先界定几个术语
GPA:Guest 物理地址
HVA:HOST 虚拟地址
MR:Memory Region,QEMU虚拟机中地址空间的管理结构
例如:
static int kvm_set_user_memory_region(KVMState *s, KVMSlot *slot)
{
struct kvm_userspace_memory_region mem;
.......
/*通过KVM_SET_USER_MEMORY_REGION进入Kernel*/
mem.guest_phys_addr = slot->start_addr;
mem.userspace_addr = (unsigned long)slot->ram;
mem.memory_size = slot->memory_size;
return kvm_vm_ioctl(s, KVM_SET_USER_MEMORY_REGION, &mem);
}
|
我们看一下,内核是处理如何操作的
kvm_vm_compat_ioctl
-> kvm_vm_ioctl (case KVM_SET_USER_MEMORY_REGION)

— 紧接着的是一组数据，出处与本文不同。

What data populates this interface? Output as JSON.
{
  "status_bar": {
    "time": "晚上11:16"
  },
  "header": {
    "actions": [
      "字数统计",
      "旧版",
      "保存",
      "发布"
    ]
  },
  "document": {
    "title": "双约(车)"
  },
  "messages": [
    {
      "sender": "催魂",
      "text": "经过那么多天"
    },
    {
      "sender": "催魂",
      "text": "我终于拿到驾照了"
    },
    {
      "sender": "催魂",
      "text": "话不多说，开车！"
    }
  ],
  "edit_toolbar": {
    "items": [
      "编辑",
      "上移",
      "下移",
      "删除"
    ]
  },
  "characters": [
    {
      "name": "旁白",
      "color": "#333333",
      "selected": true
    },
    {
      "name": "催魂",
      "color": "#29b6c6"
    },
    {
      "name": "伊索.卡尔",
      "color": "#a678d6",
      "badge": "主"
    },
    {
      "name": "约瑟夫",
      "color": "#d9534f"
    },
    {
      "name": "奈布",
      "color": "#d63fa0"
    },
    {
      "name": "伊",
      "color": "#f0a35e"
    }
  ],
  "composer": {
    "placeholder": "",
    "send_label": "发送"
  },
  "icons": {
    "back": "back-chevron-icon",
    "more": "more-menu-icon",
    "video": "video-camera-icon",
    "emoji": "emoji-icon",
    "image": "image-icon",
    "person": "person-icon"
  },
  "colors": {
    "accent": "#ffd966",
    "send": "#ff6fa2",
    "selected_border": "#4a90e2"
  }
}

-> kvm_vm_ioctl_set_memory_region
-> kvm_set_memory_region
-> __kvm_set_memory_region
int __kvm_set_memory_region(struct kvm *kvm, struct kvm_userspace_memory_region *mem)
{
struct kvm_memory_slot old, new/*待添加的slot的内容*/;
......
/*设置memslot的base_gfn、npages等域*/
base_gfn = mem->guest_phys_addr >> PAGE_SHIFT;
/*memory_size为0,就说明npages = 0, npages 在后面会被标记为KVM_MR_DELETE,说明是内存删除动作*/
npages = mem->memory_size >> PAGE_SHIFT;
/*判断操作的类型*/
r = -EINVAL;
if (npages) { /*非删除*/
if (!old.npages) /*老的页面数为0,说明是新增*/
change = KVM_MR_CREATE;
else { /* Modify an existing slot. */
if (base_gfn != old.base_gfn) /*新旧插槽只有gfn不同,那么就是MOVE*/
change = KVM_MR_MOVE;
else if (new.flags != old.flags)
change = KVM_MR_FLAGS_ONLY;
else { /* Nothing to change. */
r = 0;
goto out;
}
}
} else if (old.npages) { /*待设定的页面数位0,说明是删除*/
/*memory_size = 0*/
change = KVM_MR_DELETE;
} else /* Modify a non-existent slot: disallowed. */
goto out;
/*
* 处理和已经存在的memslots的重叠,发现重叠返回-EEXIST
*/
if ((change == KVM_MR_CREATE) || (change == KVM_MR_MOVE)) {
/* Check for overlaps */
r = -EEXIST;
kvm_for_each_memslot(slot, kvm->memslots) {
if ((slot->id >= KVM_USER_MEM_SLOTS) ||
(slot->id == mem->slot)/*当前要加入的slot,不管,直接跳过*/)
continue;
/* new_end > slot_base && new_base < slot_end,说明已经有覆盖该段内存了*/
if (!((base_gfn + npages <= slot->base_gfn) ||
(base_gfn >= slot->base_gfn + slot->npages)))
goto out;
}
}
if (change == KVM_MR_CREATE) {
/*初始化HVA的内容*/
new.userspace_addr = mem->userspace_addr;
/*设定memslot中arch相关的内容*/
if (kvm_arch_create_memslot(&new, npages))
goto out_free;
}
if ((change == KVM_MR_DELETE) || (change == KVM_MR_MOVE)) {
r = -ENOMEM;
slots = kmemdup(kvm->memslots, sizeof(struct kvm_memslots),GFP_KERNEL);
if (!slots)
goto out_free;
slot = id_to_memslot(slots, mem->slot);
slot->flags |= KVM_MEMSLOT_INVALID;
old_memslots = install_new_memslots(kvm, slots, NULL);
/* slot was deleted or moved, clear iommu mapping */
kvm_iommu_unmap_pages(kvm, &old);
/* From this point no new shadow pages pointing to a deleted,
* or moved, memslot will be created.
*
* validation of sp->gfn happens in:
* - gfn_to_hva (kvm_read_guest, gfn_to_pfn)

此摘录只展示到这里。